A liveable city / Valletta masterplan

location: valletta, malta

developed in collaboration with Richard Rees Consultancy | London, UK

year: 2014 – current

 

Our urban strategy for Valletta focuses on what works in the City – successful places, active frontages, important connection points, existing built and unbuilt assets – together with recent and ongoing interventions and the critical social enclaves that need to be urgently addressed. The two most recent interventions, the Valletta’s City Gate and Fort St. Elmo projects, lie at either end of the main longitudinal axis, Republic Street. Our research has revealed a significant imbalance between Valletta’s western and eastern flanks, in terms of existing successful spaces and opportunities. This leads us to identify the need for better connections, in terms of supporting longitudinal connections commencing from Strait Street and Merchant Street on either flank; and key transversal connections, which are required to stitch these two flanks together more cohesively. To this effect, we focus on St. John Street as the main transversal axis linking the two ferry points and St. Christopher Street to knit in the western and eastern social enclaves together. We propose to further reinforce this network by capitalising on existing green assets and open spaces, particularly focusing on two important ‘green’ enclaves at either end of the peninsula. We feel that these may transform the Valletta City Gate and St Elmo projects into urban catalysts that reach out to the surrounding areas. The open space apron lying in front of Fort St. Elmo provides the potential to tie the lower residential communities with the rest of the urban fabric and the Fort’s envisaged interventions, opening them up to the residents. At the upper end, the opportunity to formalise the current disjointed green assets in Floriana and the entrance to the City could create another enclave beyond its gate.

 

Within this broader context come the individual city block interventions.

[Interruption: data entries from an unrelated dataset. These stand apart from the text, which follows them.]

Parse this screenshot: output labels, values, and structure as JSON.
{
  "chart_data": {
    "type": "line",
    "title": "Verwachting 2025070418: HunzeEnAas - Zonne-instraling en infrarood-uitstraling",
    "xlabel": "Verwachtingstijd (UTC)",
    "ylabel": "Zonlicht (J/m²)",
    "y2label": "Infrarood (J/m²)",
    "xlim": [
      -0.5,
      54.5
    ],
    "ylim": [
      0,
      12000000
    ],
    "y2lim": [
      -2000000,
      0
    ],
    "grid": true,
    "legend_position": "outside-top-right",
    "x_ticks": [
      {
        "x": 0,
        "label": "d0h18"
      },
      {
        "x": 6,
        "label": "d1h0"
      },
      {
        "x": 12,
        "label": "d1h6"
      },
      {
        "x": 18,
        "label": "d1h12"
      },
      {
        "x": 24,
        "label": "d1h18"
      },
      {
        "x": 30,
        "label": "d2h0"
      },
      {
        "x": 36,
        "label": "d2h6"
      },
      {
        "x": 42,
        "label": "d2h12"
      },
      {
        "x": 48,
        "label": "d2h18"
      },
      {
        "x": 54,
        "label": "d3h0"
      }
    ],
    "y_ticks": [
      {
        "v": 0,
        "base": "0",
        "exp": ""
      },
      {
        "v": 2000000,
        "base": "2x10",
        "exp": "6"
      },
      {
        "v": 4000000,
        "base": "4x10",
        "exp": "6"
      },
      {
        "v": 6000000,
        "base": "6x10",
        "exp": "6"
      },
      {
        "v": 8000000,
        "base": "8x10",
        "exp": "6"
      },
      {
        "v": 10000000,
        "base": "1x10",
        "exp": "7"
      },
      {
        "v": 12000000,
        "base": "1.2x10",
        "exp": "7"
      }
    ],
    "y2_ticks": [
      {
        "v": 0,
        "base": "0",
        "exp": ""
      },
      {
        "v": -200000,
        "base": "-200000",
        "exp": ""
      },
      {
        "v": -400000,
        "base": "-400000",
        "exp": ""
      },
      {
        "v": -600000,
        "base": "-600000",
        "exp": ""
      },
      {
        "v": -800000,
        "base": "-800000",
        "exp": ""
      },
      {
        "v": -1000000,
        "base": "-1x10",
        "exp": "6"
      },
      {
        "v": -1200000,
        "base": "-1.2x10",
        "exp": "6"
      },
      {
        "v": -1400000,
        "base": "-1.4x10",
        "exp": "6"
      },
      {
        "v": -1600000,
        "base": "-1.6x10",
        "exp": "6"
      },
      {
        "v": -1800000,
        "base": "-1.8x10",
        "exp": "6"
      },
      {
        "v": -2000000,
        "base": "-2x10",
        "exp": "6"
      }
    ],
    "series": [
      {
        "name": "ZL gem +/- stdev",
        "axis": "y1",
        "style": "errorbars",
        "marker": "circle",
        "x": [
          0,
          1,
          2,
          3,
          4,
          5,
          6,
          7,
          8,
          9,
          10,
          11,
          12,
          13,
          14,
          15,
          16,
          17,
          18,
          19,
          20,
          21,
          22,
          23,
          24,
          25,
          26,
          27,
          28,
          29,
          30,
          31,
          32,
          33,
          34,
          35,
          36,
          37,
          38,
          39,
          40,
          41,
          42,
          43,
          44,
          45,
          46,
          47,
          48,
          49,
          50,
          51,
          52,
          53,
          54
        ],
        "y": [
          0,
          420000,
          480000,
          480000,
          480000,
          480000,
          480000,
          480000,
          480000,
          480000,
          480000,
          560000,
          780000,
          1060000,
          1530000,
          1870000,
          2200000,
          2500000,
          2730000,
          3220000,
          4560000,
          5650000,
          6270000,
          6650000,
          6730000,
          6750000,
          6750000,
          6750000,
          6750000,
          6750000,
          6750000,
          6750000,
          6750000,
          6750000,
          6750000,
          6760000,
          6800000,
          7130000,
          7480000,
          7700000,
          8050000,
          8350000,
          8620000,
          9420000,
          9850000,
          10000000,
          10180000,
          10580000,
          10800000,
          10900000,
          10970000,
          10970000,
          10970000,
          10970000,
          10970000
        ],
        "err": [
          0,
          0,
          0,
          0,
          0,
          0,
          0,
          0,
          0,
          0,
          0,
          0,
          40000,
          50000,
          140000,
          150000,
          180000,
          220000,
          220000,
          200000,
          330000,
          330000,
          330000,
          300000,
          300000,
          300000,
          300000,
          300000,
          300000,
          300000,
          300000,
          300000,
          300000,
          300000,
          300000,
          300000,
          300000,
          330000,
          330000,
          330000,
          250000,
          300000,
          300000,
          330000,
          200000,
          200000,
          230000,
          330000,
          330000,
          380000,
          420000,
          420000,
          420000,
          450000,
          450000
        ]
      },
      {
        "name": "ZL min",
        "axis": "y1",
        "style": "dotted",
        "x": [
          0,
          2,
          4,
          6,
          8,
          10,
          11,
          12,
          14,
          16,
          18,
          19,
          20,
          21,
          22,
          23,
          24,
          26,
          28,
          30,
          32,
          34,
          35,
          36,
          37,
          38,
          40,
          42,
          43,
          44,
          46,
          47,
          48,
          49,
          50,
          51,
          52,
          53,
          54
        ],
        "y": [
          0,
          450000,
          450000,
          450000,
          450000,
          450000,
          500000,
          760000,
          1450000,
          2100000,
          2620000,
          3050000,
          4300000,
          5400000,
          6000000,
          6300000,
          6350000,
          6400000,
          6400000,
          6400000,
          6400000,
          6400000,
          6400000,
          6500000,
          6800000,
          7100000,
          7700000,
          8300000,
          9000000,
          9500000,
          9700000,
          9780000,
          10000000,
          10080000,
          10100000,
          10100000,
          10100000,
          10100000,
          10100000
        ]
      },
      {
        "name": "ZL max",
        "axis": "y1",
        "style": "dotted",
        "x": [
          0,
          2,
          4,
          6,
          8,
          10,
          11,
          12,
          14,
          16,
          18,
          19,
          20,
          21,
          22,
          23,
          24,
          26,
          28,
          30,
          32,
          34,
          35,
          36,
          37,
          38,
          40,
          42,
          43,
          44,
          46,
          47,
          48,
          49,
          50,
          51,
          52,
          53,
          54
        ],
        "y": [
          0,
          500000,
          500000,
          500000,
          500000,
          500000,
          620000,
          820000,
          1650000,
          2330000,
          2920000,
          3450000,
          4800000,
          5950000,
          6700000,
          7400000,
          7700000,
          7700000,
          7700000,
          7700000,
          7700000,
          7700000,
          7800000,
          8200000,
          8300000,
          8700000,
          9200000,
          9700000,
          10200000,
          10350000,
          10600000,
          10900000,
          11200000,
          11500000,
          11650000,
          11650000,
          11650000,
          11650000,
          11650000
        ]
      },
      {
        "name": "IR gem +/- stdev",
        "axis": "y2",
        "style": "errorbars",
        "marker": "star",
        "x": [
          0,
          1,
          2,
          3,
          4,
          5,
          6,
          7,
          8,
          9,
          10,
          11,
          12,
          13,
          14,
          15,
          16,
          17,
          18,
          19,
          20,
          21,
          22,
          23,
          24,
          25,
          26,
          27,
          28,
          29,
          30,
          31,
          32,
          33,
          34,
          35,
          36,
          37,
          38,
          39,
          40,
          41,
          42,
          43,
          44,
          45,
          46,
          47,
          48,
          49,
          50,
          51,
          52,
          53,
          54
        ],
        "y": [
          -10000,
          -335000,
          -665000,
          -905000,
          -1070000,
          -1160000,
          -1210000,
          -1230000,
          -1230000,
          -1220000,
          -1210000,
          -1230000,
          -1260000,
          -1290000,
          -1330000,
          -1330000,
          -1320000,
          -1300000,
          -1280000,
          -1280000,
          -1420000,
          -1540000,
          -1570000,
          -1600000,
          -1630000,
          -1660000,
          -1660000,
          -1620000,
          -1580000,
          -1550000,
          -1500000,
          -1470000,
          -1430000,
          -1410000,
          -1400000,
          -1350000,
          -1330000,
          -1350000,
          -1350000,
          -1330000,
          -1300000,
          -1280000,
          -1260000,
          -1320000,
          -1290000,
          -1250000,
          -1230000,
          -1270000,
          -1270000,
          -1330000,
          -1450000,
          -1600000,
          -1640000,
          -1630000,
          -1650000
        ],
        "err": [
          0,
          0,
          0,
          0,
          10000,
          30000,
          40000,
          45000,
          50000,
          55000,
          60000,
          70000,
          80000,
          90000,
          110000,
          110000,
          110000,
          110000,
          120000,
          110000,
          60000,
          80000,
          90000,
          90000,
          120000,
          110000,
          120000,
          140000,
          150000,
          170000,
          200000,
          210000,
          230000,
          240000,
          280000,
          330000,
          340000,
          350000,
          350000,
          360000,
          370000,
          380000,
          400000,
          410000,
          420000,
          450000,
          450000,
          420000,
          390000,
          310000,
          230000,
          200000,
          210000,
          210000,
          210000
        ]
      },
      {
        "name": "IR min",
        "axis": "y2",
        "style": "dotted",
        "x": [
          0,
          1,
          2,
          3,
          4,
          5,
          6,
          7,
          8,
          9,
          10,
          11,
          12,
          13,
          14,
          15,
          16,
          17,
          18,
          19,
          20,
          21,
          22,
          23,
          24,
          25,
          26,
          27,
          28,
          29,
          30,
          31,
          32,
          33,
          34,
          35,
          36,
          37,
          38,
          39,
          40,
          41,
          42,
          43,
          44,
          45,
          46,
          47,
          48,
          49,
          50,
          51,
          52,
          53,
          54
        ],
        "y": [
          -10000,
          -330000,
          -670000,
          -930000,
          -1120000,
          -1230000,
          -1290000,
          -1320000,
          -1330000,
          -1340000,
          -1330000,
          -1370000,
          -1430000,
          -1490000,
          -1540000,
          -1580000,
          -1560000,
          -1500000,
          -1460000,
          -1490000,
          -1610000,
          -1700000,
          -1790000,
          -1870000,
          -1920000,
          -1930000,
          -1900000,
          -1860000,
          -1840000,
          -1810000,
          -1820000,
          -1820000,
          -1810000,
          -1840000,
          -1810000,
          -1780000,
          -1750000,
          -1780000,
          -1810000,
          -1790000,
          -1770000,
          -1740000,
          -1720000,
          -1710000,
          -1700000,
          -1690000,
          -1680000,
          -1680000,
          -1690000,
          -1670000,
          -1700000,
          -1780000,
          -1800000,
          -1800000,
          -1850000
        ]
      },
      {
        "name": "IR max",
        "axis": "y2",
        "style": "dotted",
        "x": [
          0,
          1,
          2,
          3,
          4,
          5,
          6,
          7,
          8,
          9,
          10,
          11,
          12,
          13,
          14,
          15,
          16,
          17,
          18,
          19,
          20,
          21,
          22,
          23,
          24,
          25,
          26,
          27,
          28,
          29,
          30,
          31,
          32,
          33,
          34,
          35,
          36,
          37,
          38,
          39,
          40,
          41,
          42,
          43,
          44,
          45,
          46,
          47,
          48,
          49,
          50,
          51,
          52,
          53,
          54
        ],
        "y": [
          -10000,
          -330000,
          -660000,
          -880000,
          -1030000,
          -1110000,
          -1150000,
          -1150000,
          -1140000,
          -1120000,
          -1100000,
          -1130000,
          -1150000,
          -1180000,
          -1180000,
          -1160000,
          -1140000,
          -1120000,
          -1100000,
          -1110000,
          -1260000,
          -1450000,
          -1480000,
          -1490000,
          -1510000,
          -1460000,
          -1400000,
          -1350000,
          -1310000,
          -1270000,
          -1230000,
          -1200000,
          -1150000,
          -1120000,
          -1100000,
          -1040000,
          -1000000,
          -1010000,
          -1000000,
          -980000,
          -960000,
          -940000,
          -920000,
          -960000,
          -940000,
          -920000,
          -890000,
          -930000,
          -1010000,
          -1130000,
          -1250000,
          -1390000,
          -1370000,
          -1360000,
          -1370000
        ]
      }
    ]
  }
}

We feel that the city blocks are well defined in their centre and they can be an element of study for development, providing opportunity for such centres to become ‘start up’ interventions and change instigators. The spaces between the houses in the blocks can be a catalyst for change, with an opportunity to open up the design of the blocks to new layouts and uses. Several blocks should be targeted as exemplars for change, and we propose that as a start these should be primarily concentrated along the supporting longitudinal and transversal axes identified above, notably Strait Street and St Christopher Street, to strengthen further the City’s western flank.

 

Furthermore, the roofscape of these city blocks is a hidden and unknown world that could provide two levels of new accommodation, gardens, recreational space, and energy generation that could transform the economic value of each block without damaging the overall profile of the World Heritage setting. We envisage a future for these blocks as self-sustaining environmental units. In some cases, particularly along St Christopher Street, we could breach through the city block in order to ‘open up’ the inner semi-private courtyards. By opening some of them up these courtyards become an important environmental system with the streets that flank them, facilitating the movement of hot air upwards and providing temperate spaces for the residents throughout the hot summer months.